In fact, it is when all of us become professional activists that we can make activism achieve that idealistic expectation of becoming totally free of corruption, because we can all monitor the profession to make sure it achieves it goals since we all need activism one way or the other.
Activists are essential to every society.
Slavery, colonialism or apartheid would not have ended if not for activism.
These things were legal until activism brought an end to them.
Just like his name implies, Muyiwa would have been a ‘messenger’ to a white slaver in the Southern parts of US if some activists did not stand up to demand an end to slavery. His back would probably be presently bent working a plantation while receiving serious lashes on his back if not for activism. If not for a generation of Black liberationists, Muyiwa’s potbelly would not exist as he would be struggling to survive on crumbs on a slave plantation.
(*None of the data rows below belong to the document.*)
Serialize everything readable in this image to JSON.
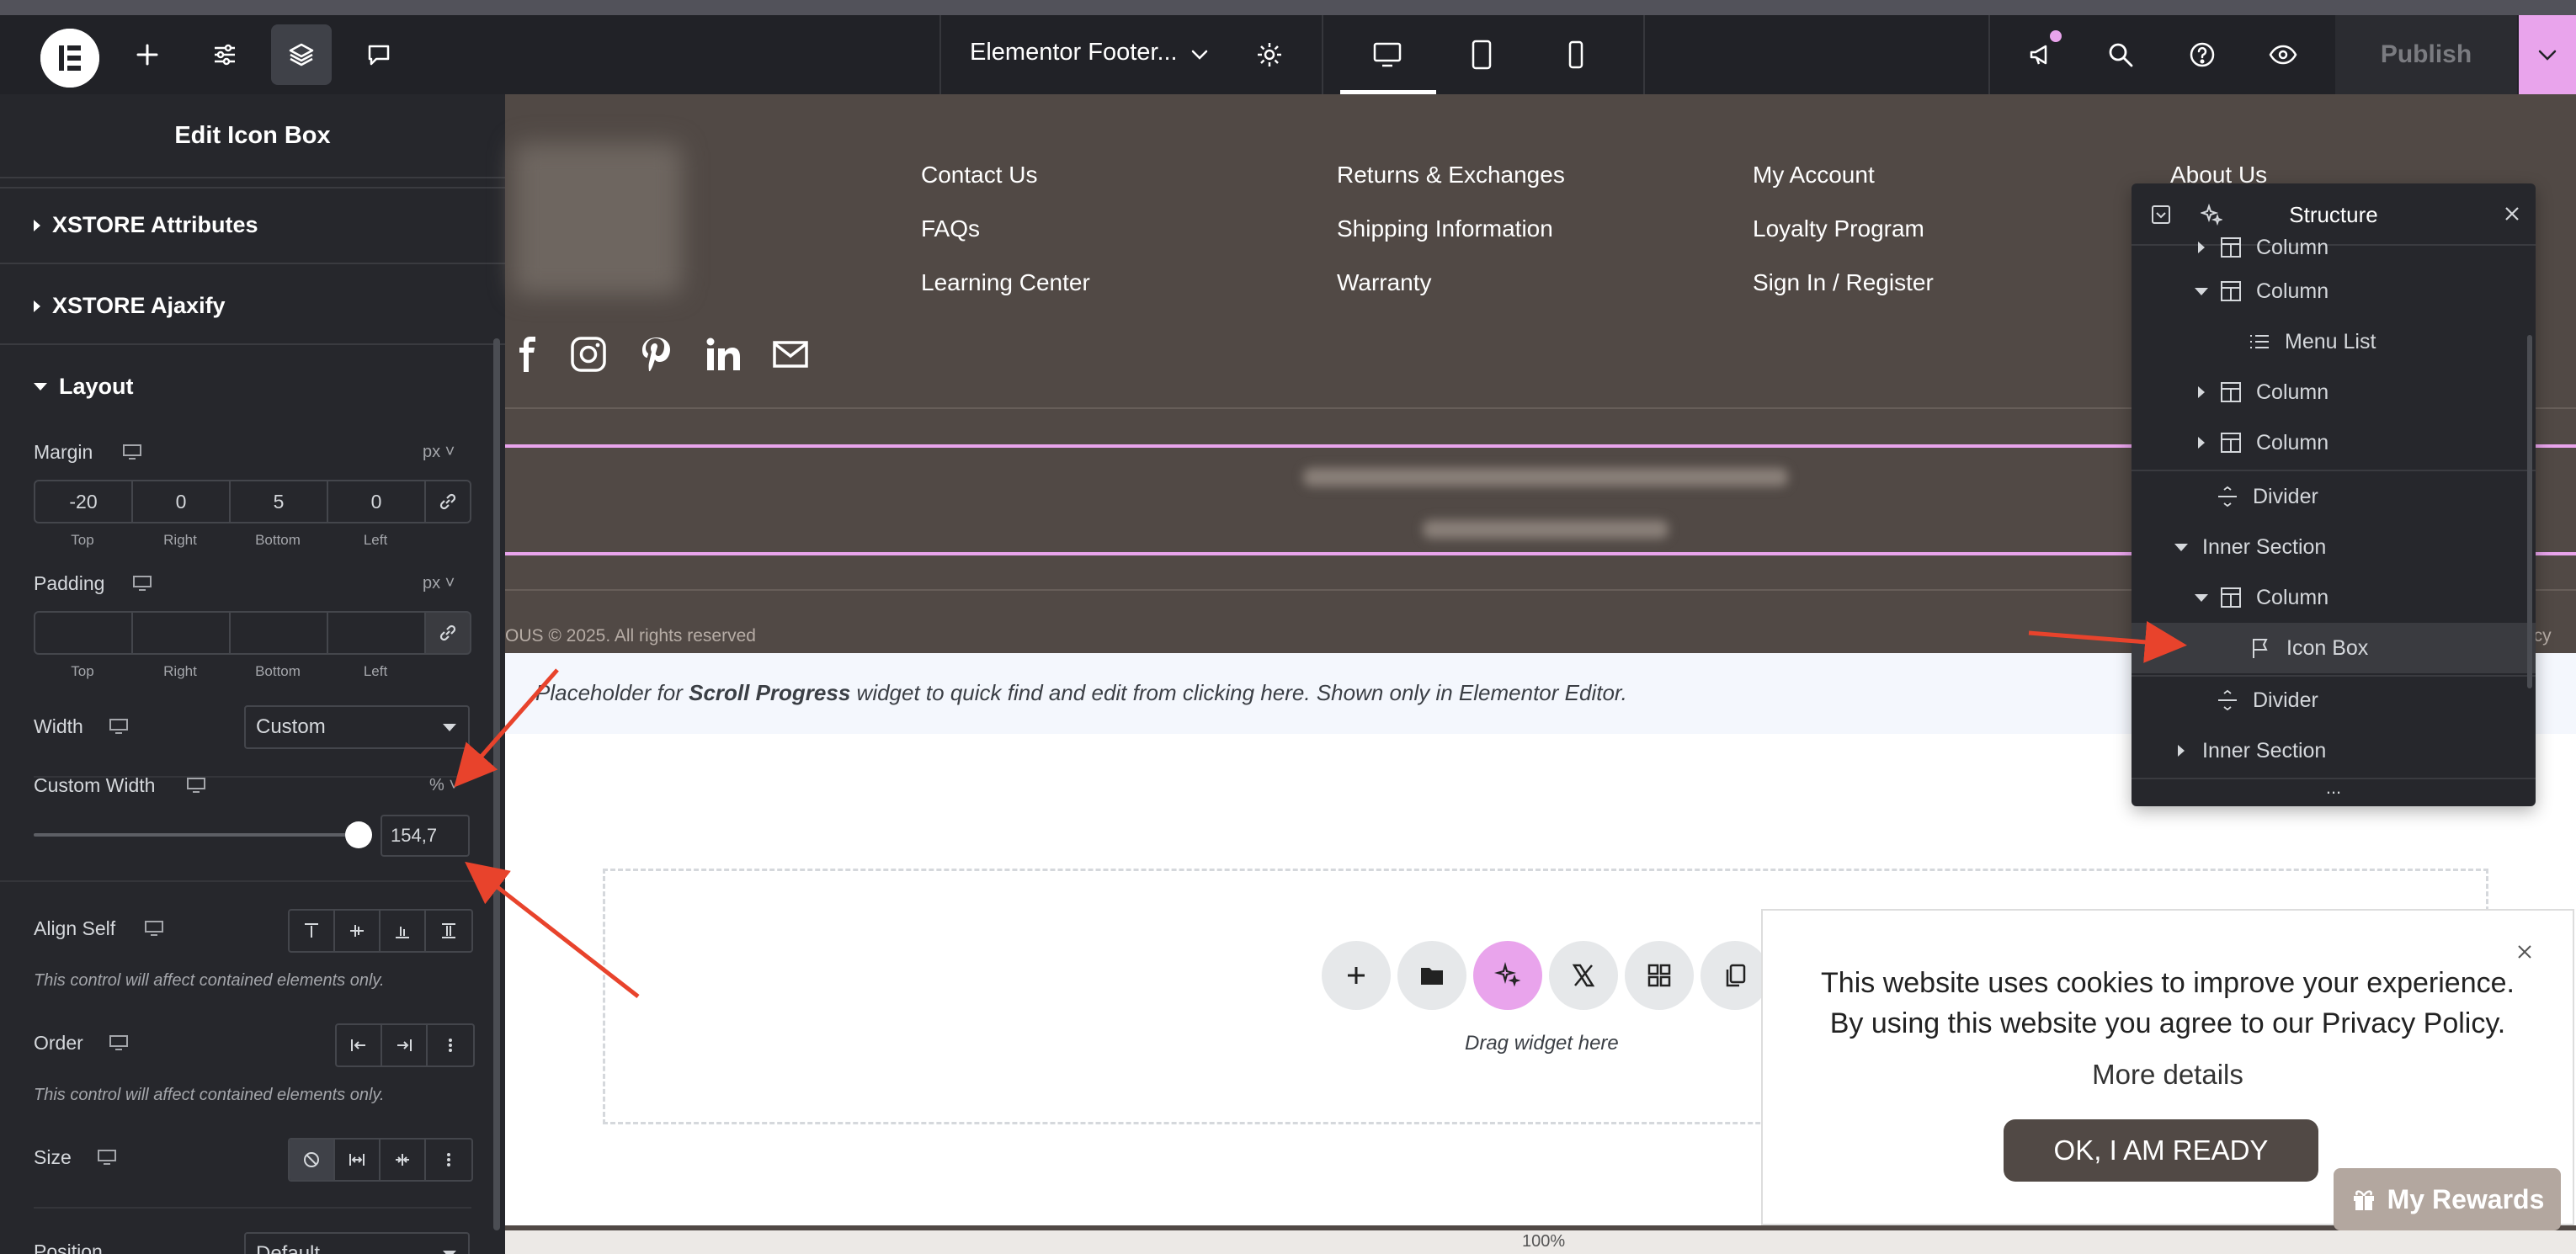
{
  "topbar": {
    "document_title": "Elementor Footer...",
    "publish_label": "Publish"
  },
  "panel": {
    "title": "Edit Icon Box",
    "sections": {
      "xstore_attributes": "XSTORE Attributes",
      "xstore_ajaxify": "XSTORE Ajaxify",
      "layout": "Layout"
    },
    "margin": {
      "label": "Margin",
      "unit": "px",
      "top": "-20",
      "right": "0",
      "bottom": "5",
      "left": "0"
    },
    "padding": {
      "label": "Padding",
      "unit": "px",
      "top": "",
      "right": "",
      "bottom": "",
      "left": ""
    },
    "dim_labels": {
      "top": "Top",
      "right": "Right",
      "bottom": "Bottom",
      "left": "Left"
    },
    "width": {
      "label": "Width",
      "value": "Custom"
    },
    "custom_width": {
      "label": "Custom Width",
      "unit": "%",
      "value": "154,7"
    },
    "align_self": {
      "label": "Align Self",
      "hint": "This control will affect contained elements only."
    },
    "order": {
      "label": "Order",
      "hint": "This control will affect contained elements only."
    },
    "size": {
      "label": "Size"
    },
    "position": {
      "label": "Position",
      "value": "Default"
    }
  },
  "footer": {
    "menu_col1": [
      "Contact Us",
      "FAQs",
      "Learning Center"
    ],
    "menu_col2": [
      "Returns & Exchanges",
      "Shipping Information",
      "Warranty"
    ],
    "menu_col3": [
      "My Account",
      "Loyalty Program",
      "Sign In / Register"
    ],
    "menu_col4": [
      "About Us"
    ],
    "copyright": "OUS © 2025. All rights reserved",
    "copyright_right": "acy"
  },
  "placeholder": {
    "prefix": "Placeholder for ",
    "widget": "Scroll Progress",
    "suffix": " widget to quick find and edit from clicking here. Shown only in Elementor Editor."
  },
  "dropzone": {
    "label": "Drag widget here"
  },
  "zoom": "100%",
  "structure": {
    "title": "Structure",
    "rows": [
      {
        "label": "Column",
        "type": "column"
      },
      {
        "label": "Column",
        "type": "column"
      },
      {
        "label": "Menu List",
        "type": "widget"
      },
      {
        "label": "Column",
        "type": "column"
      },
      {
        "label": "Column",
        "type": "column"
      },
      {
        "label": "Divider",
        "type": "divider"
      },
      {
        "label": "Inner Section",
        "type": "section"
      },
      {
        "label": "Column",
        "type": "column"
      },
      {
        "label": "Icon Box",
        "type": "widget",
        "selected": true
      },
      {
        "label": "Divider",
        "type": "divider"
      },
      {
        "label": "Inner Section",
        "type": "section"
      }
    ],
    "more": "..."
  },
  "cookie": {
    "text_line1": "This website uses cookies to improve your experience.",
    "text_line2": "By using this website you agree to our Privacy Policy.",
    "more_details": "More details",
    "ok_label": "OK, I AM READY"
  },
  "rewards": {
    "label": "My Rewards"
  },
  "colors": {
    "topbar": "#212227",
    "panel": "#26272c",
    "footer_bg": "#514945",
    "accent_pink": "#e9a4ec",
    "arrow_red": "#e8432c"
  },
  "icons": {
    "topbar": [
      "elementor-logo-icon",
      "add-element-icon",
      "settings-sliders-icon",
      "layers-icon",
      "comments-icon",
      "chevron-down-icon",
      "gear-icon",
      "desktop-icon",
      "tablet-icon",
      "mobile-icon",
      "announcement-icon",
      "search-icon",
      "help-icon",
      "preview-eye-icon"
    ],
    "social": [
      "facebook-icon",
      "instagram-icon",
      "pinterest-icon",
      "linkedin-icon",
      "email-icon"
    ]
  }
}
If not for brave activists like Funmilayo Ransome Kuti, Muyiwa would never have gotten to the top ranks of the Nigerian police but will still be chanting All hail the Queen as a shortknicker-wearing constable at his old age, while saying yes sir to white teenagers who are in charge.
The job of an activist is more important that the job of a PR merchant like him. One person’s job is to explicitly try to shape perception – how we see things. The other person’s job is to change how things really are. It’s left to the reader to decide which job is more important. Muyiwa’s entire role is political. His job is not sustainable if a new kind of politics emerges in Nigeria.
This new kind of politics will only be a product of social movements that engage full-time in political struggle, and this can only be successful if all of us are part of the struggle – as professional activists. This is the job we all have to do to make the arrogant and oppressive political jobber like AdeJOBBER jobless as soon as possible.
Omole Ibukun is a socialist activist based in Abuja, Nigeria.